Zeroes every parameter's grad tensor. Must be called inside the closure, before autograd::backward, to prevent gradient accumulation across closure calls.


Full Example

auto* perm = Arena::create(MiB(2048), MiB(128), true);
auto* graph = Arena::create(MiB(512), MiB(32), true);

// Small dataset, full-batch training
nn::Sequential seq;
auto* l1 = perm->push<nn::Linear>(); new (l1) nn::Linear(perm, 2, 16);
auto* r1 = perm->push<nn::Tanh>(); new (r1) nn::Tanh();
auto* l2 = perm->push<nn::Linear>(); new (l2) nn::Linear(perm, 16, 1);
seq.add(l1); seq.add(r1); seq.add(l2);

// Full dataset as tensors on perm
uint32_t shape_X[2] = {(uint32_t)X_train.size(), 2};
uint32_t shape_Y[2] = {(uint32_t)Y_train.size(), 1};
Tensor *t_X = tensor_create(perm, 2, shape_X);
Tensor *t_Y = tensor_create(perm, 2, shape_Y);
// ... copy X_train and Y_train into t_X and t_Y ...

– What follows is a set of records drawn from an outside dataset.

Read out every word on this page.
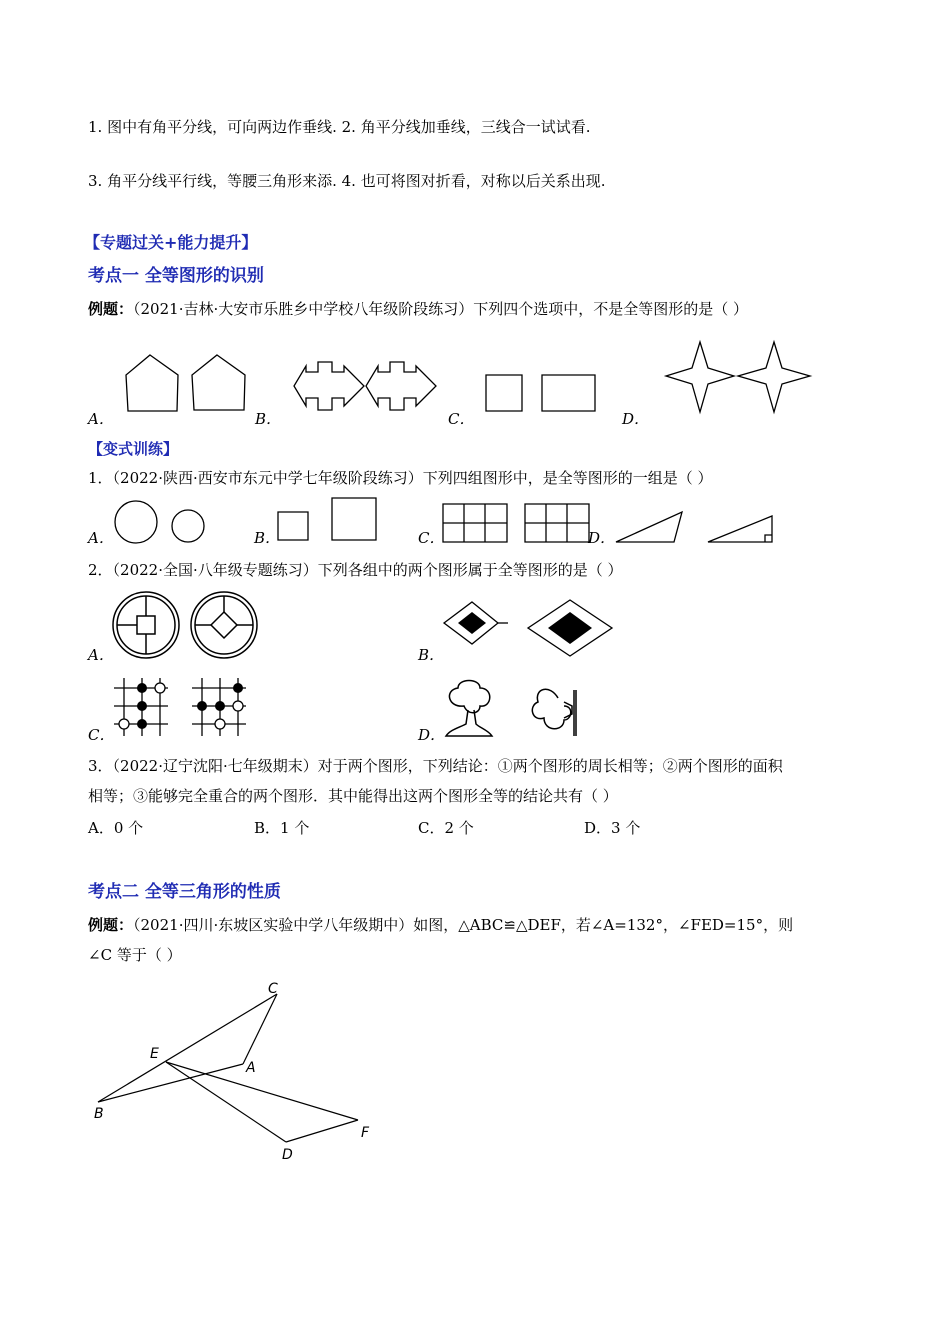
1. 图中有角平分线，可向两边作垂线. 2. 角平分线加垂线，三线合一试试看.
3. 角平分线平行线，等腰三角形来添. 4. 也可将图对折看，对称以后关系出现.
【专题过关+能力提升】
考点一 全等图形的识别
例题：（2021·吉林·大安市乐胜乡中学校八年级阶段练习）下列四个选项中，不是全等图形的是（ ）
A．	B．	C．	D．
【变式训练】
1．（2022·陕西·西安市东元中学七年级阶段练习）下列四组图形中，是全等图形的一组是（ ）
A．	B．	C．	D．
2．（2022·全国·八年级专题练习）下列各组中的两个图形属于全等图形的是（ ）
A．	B．
C．	D．
3．（2022·辽宁沈阳·七年级期末）对于两个图形，下列结论：①两个图形的周长相等；②两个图形的面积
相等；③能够完全重合的两个图形．其中能得出这两个图形全等的结论共有（ ）
A．0 个	B．1 个	C．2 个	D．3 个
考点二 全等三角形的性质
例题：（2021·四川·东坡区实验中学八年级期中）如图，△ABC≌△DEF，若∠A=132°，∠FED=15°，则
∠C 等于（ ）
C
E
A
B
D
F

optim::LBFGS lbfgs(perm, seq.parameters(), /*lr=*/1.0f, /*history=*/20);
nn::MSELoss criterion;

for (int iter = 0; iter < 100; iter++) {
auto closure = [&]() -> float {
uint64_t pos = graph->get_pos();

auto* x = autograd::create_leaf(graph, t_X, false);
auto* y = autograd::create_leaf(graph, t_Y, false);
auto* pred = seq.forward(graph, x);
auto* loss = criterion.forward(graph, pred, y);

float loss_val = loss->data->storage->data[loss->data->offset];

lbfgs.zero_grad();
autograd::backward(graph, loss);

graph->pop_to(pos);
return loss_val;
};

float loss_val = lbfgs.step(graph, closure);

if (iter % 10 == 0)
std::cout << "Iter " << iter << " | Loss: " << loss_val << "\n";
}

LBFGS::step uses backtracking line search with the Armijo sufficient decrease condition:

L(w + t * d) ≤ L(w) + c₁ * t * (g^T * d)

where c₁ = 1e-4 (standard Armijo constant). Starting from t = lr, the step size is halved up to 20 times until the condition is satisfied. If no acceptable step is found after 20 halvings, the last attempted step is accepted.


History Size

history_sizeMemoryApproximation quality
5LowMinimal history — works for well-conditioned problems
10ModerateGood balance for most smooth objectives
20 (default)Moderate-highStrong curvature approximation for most tasks
50+HighRarely beneficial; the gain from additional history diminishes quickly

When to Use L-BFGS

L-BFGS excels at:

  • Full-batch training on small datasets — when you can afford to evaluate the full dataset in each closure call. The XOR network in test/autograd/test_xor.cpp is a canonical example.
  • Fine-tuning from a good initialisation — when you want fast local convergence and the loss is approximately quadratic near the current point.
  • Scientific computing tasks — physics-informed neural networks, PDE solving, any setting where the loss is smooth and deterministic.

L-BFGS is the wrong choice when:

  • You have a large dataset where full-batch evaluation is too expensive.
  • Your loss is non-smooth (e.g. hinge loss at the boundary, ReLU with many saturated units).
  • You need mini-batch stochastic training for generalisation reasons (noise in SGD/Adam acts as implicit regularisation).

For the vast majority of deep learning tasks, Adam or AdamW will be your optimizer.